Más concretamente, consiste en colocar el pene entre los dos senos de la mujer y ésta ir moviéndolos con el fin de proporcionar placer al miembro masculino. Otra de las opciones es que sea el hombre quien se mueva, yendo de adelante a atrás, como si se tratara de una penetración (es conveniente utilizar algún tipo de gel lubricante).
No se sabe a ciencia cierta cuándo empezó a ponerse de moda esta práctica sexual, pero según los expertos es tan antigua como el mismo acto de la cópula.
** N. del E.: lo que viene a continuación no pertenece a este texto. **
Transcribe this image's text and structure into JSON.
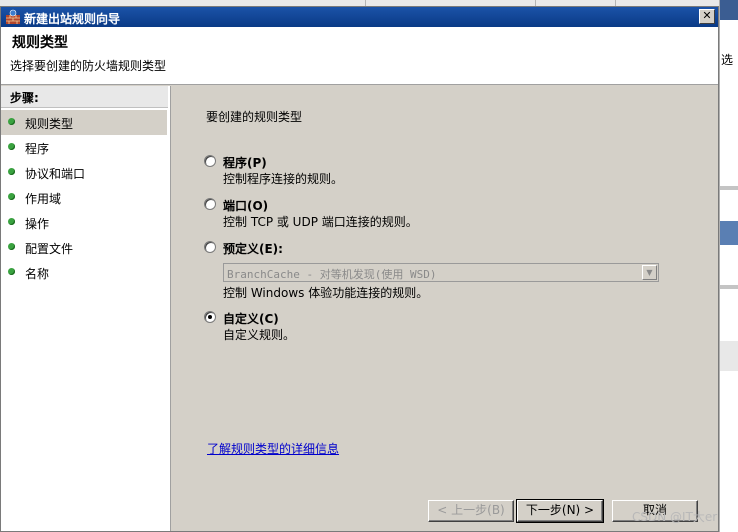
{
  "background": {
    "right_text": "选"
  },
  "dialog": {
    "title": "新建出站规则向导",
    "close_glyph": "✕",
    "header_title": "规则类型",
    "header_subtitle": "选择要创建的防火墙规则类型"
  },
  "steps": {
    "heading": "步骤:",
    "items": [
      {
        "label": "规则类型",
        "active": true
      },
      {
        "label": "程序"
      },
      {
        "label": "协议和端口"
      },
      {
        "label": "作用域"
      },
      {
        "label": "操作"
      },
      {
        "label": "配置文件"
      },
      {
        "label": "名称"
      }
    ]
  },
  "content": {
    "prompt": "要创建的规则类型",
    "options": [
      {
        "label": "程序(P)",
        "desc": "控制程序连接的规则。",
        "checked": false
      },
      {
        "label": "端口(O)",
        "desc": "控制 TCP 或 UDP 端口连接的规则。",
        "checked": false
      },
      {
        "label": "预定义(E):",
        "desc": "控制 Windows 体验功能连接的规则。",
        "checked": false
      },
      {
        "label": "自定义(C)",
        "desc": "自定义规则。",
        "checked": true
      }
    ],
    "predefined_select": "BranchCache - 对等机发现(使用 WSD)",
    "help_link": "了解规则类型的详细信息"
  },
  "buttons": {
    "back": "< 上一步(B)",
    "next": "下一步(N) >",
    "cancel": "取消"
  },
  "watermark": "CSDN @IT大er"
}
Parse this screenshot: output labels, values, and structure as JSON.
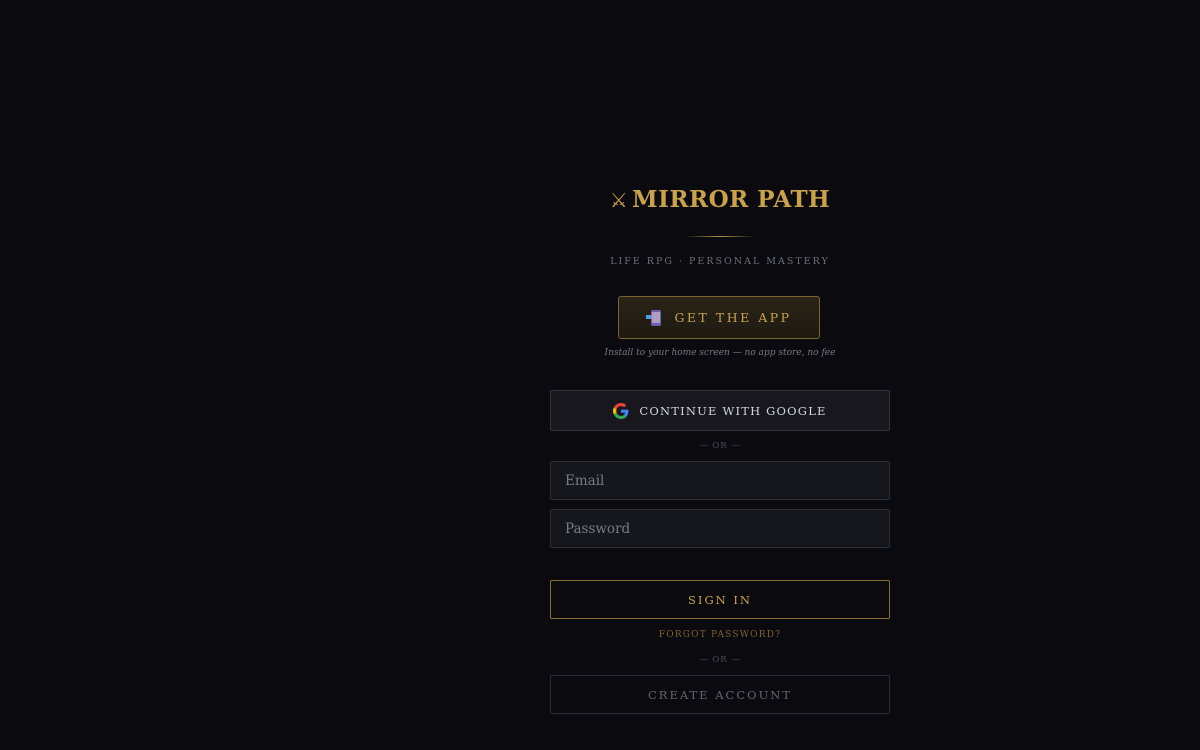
{
  "brand": {
    "icon": "crossed-swords-icon",
    "icon_glyph": "⚔",
    "name": "Mirror Path",
    "name_display": "MIRROR PATH",
    "tagline": "LIFE RPG · PERSONAL MASTERY"
  },
  "get_app": {
    "icon": "install-phone-icon",
    "label": "GET THE APP",
    "note": "Install to your home screen — no app store, no fee"
  },
  "google": {
    "icon": "google-logo-icon",
    "label": "CONTINUE WITH GOOGLE"
  },
  "separators": {
    "or_label": "— OR —"
  },
  "form": {
    "email": {
      "value": "",
      "placeholder": "Email"
    },
    "password": {
      "value": "",
      "placeholder": "Password"
    },
    "sign_in_label": "SIGN IN",
    "forgot_label": "FORGOT PASSWORD?",
    "create_label": "CREATE ACCOUNT"
  },
  "colors": {
    "background": "#0a0a0f",
    "accent_gold": "#c9a24a",
    "muted_text": "#6e6e78",
    "field_bg": "#16171d"
  }
}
Se tiene constancia que a partir del siglo XVII se realizaba a menudo, debido a que fue una época en la que en los cánones de belleza femenina predominaban las mujeres voluptuosas y de grandes senos.
Parece ser que el término nació durante la presencia española en la isla de Cuba, en el tiempo en el que ésta perteneció a España como colonia y en la que algunas mujeres (posiblemente dedicadas a la prostitución) cubanas mantenían relaciones sexuales con los soldados españoles, realizándoles masturbaciones intermamarias. Es tan solo una suposición, ya que no existen registros historiográficos que lo confirmen. Esta es la hipótesis que un mayor número de expertos apoyan para encontrar el origen de llamar ‘cubana’ a esta curiosa práctica sexual.
Esto es todo por hoy.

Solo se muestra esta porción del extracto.